Все они катались в коляске запряженной четверкой и человек на запятках трубил в длинный рог и Дик Уиттингтон стоял со своей кошкой [122]и колокола звенели. В корзинах было много всякой еды и у миссис Пинелли были серые глаза и она была очень ласкова с малышом своей подруги хотя она не выносила просто не выносила детей и ее друг знаменитый тем что похож на короля Эдуарда терпеть не мог детей и бультерьеры тоже и она все спрашивала Почему вы его так называете? и вспоминался Дик Уиттингтон и большие колокола Бау трижды лорд-мэр Лондона и глядя прямо в ее серые глаза Она сказала Может быть потому что я назвала его так в первый раз как увидела и мне не нравилась миссис Пинелли и не нравились бультерьеры и не нравилась запряжка четверкой но мне· хотелось опять увидеть Дика Уиттингтона, трижды лорд-мэра Лондона гудели большие колокола Бау и мне хотелось увидеть Дика Уиттингтона, и мне хотелось домой, но у меня не было дома и человек на запятках трубил в длинный рог.
Работа у «Маршалл Филд» совсем не походила на работу у миссис Лэнг. У миссис Лэнг она знала одну хозяйку, здесь ей казалось, что весь отдел состоит из начальников. Но она была так утонченна и неприступна, и у нее была такая четкая, ясная манера говорить, что, хотя ее здесь не любили, служилось ей неплохо. Даже миссис Поттер и мистер Спотман, стоявшие во главе отдела, казалось, побаивались ее. Ходили слухи, что она светская барышня и, в сущности, вовсе не нуждается в заработке. Она так участливо помогала заказчикам в их сомнениях по части отделки квартир и говорила с миссис Поттер таким скромно-снисходительным тоном и так восхищалась ее платьями, что миссис Поттер в конце месяца сказала мистеру Спотману:
– Эта девушка для нас сущая находка, – на что мистер Спотман, не разжимая белых клешней своего большого старушечьего рта, ответил:
– Я так и думал с самого начала.
Когда однажды солнечным вечером Элинор вышла на Рандольф, держа в руке конверт с первым жалованьем, она была очень счастлива. На ее тонких губах играла такая острая улыбка, что прохожие оглядывались на нее, когда она шла, наклонив голову против резкого ветра, чтобы не сорвало с нее шляпу. Она свернула вниз по Мичиган-авеню к «Одиториуму» [123], по дороге разглядывая ярко освещенные витрины, и очень бледное голубое небо, и сизые, нагроможденные над озером клубы пушистых облаков, и гроздья белых дымков над паровозами. Войдя в глубокий, слабо освещенный янтарными абажурами вестибюль «Одиториума», она уселась за плетеным столиком в уголке гостиной и долго сидела там одна за стаканом чаю с гренками, отдавая распоряжения официанту четким, тихим, изысканным голосом дамы со средствами.
Потом она отправилась в «Муди-хаус», сложила вещи и переехала в «Элинор-клуб», где сняла комнату с пансионом за семь с половиной долларов в неделю.

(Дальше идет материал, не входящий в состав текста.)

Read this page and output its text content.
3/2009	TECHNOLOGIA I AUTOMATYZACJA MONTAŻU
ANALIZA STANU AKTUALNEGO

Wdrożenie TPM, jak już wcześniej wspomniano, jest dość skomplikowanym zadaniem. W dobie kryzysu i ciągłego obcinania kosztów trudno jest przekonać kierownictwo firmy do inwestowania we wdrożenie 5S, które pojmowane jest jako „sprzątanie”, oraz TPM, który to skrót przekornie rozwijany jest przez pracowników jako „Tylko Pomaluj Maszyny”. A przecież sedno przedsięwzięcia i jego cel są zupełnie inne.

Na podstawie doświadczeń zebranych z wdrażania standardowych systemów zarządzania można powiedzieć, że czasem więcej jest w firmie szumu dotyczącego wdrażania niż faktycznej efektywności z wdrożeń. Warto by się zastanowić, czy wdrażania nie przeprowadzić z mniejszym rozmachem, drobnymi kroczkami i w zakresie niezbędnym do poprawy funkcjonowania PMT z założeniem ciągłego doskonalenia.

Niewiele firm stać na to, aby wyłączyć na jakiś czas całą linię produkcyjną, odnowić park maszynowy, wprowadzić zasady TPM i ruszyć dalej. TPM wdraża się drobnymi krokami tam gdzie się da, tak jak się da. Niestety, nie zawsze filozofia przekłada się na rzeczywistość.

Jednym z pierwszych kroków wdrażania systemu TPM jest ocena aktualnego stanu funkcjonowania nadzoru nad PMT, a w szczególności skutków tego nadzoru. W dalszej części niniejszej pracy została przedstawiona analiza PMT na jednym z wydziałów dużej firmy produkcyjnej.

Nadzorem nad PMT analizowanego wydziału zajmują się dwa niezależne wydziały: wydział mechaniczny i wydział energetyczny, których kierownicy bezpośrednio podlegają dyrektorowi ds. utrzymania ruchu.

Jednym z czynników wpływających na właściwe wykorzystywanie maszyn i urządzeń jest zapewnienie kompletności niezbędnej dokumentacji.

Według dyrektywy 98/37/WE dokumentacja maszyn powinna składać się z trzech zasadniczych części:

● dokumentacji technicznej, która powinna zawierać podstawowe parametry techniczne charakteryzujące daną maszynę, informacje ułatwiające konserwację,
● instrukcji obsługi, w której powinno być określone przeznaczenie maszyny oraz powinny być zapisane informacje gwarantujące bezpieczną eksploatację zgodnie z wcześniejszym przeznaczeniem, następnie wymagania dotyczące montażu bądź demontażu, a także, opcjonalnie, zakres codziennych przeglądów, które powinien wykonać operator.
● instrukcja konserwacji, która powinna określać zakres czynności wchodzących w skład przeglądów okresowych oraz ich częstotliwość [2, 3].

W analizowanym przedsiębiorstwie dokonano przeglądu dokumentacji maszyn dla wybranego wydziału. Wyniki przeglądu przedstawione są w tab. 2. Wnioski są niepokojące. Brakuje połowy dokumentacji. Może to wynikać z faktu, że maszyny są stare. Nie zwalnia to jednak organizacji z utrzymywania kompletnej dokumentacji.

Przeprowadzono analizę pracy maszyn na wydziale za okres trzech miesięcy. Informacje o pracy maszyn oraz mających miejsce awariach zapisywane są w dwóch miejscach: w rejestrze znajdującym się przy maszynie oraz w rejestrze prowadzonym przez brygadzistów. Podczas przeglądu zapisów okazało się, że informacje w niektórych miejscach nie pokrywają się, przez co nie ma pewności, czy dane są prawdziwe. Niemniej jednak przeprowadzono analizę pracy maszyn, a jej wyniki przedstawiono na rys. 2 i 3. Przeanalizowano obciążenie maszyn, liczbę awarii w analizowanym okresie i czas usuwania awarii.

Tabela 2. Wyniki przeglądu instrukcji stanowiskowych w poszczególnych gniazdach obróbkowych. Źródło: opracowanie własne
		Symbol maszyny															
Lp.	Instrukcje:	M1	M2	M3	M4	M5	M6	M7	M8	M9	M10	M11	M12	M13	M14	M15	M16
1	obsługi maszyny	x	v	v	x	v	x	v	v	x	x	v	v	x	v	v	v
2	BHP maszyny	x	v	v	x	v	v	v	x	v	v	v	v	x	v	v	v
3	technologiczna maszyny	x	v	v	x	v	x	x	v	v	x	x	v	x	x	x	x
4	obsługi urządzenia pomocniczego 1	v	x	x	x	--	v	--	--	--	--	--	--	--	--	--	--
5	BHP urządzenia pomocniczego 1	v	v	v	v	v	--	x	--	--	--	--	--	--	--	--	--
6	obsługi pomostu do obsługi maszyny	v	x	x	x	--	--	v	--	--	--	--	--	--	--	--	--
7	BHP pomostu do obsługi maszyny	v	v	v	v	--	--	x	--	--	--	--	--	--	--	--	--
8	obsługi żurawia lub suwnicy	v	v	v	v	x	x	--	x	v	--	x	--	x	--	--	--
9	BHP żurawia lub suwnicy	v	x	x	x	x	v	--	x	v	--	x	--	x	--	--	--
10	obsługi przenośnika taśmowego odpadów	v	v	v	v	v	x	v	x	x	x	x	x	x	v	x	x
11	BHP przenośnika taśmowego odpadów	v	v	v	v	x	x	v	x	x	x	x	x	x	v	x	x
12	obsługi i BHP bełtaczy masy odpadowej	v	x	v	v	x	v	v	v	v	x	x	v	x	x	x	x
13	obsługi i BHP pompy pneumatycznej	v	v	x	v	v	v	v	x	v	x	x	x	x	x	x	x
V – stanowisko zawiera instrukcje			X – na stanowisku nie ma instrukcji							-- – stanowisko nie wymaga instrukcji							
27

Но комната была немногим лучше, и на всем был тот же серый налет благотворительного учреждения, и через неделю она перебралась в небольшой отель на Hope-Сайд, где комната с полным пансионом стоила пятнадцать долларов в неделю. Выяснилось, что служба давала ей лишь двадцать долларов, а за вычетом страховых взносов и всего восемнадцать пятьдесят, так что оставалось на расходы только три пятьдесят, и ей пришлось снова наведаться к отцу. На него так подействовали ее успехи по службе и виды на новую прибавку, что он обещал давать ей пять долларов в неделю, хотя сам зарабатывал только двадцать и намеревался вторично жениться на некой миссис О'Тули, вдове, на руках у которой было пятеро детей и которая содержала меблированные комнаты на Эльдстон-уэй.
Элинор отказалась навестить свою будущую мачеху и взяла с отца слово, что он еженедельно будет переводить ей деньги чеком – ведь не мог же он рассчитывать, что она станет ездить за ними в такую даль. Уходя, она поцеловала его в лоб и этим совсем его растрогала. А она все время думала, что теперь это уж наверняка в последний раз.
Вернувшись в отель «Айвенго», она поднялась к себе в комнату, улеглась на удобную никелированную кровать и стала разглядывать свою маленькую комнатку с белой деревянной обшивкой и бледно-желтыми обоями в блестящую полоску более темного цвета, с кружевными занавесками на окне и тяжелой портьерой. На потолке была трещина в штукатурке, и ковер потерся, но отель был, по-видимому, очень изысканный, и жили в нем все больше пожилые супружеские пары – мелкие рантье, – и прислуга была пожилая и вежливая, и она в первый раз в жизни почувствовала себя дома.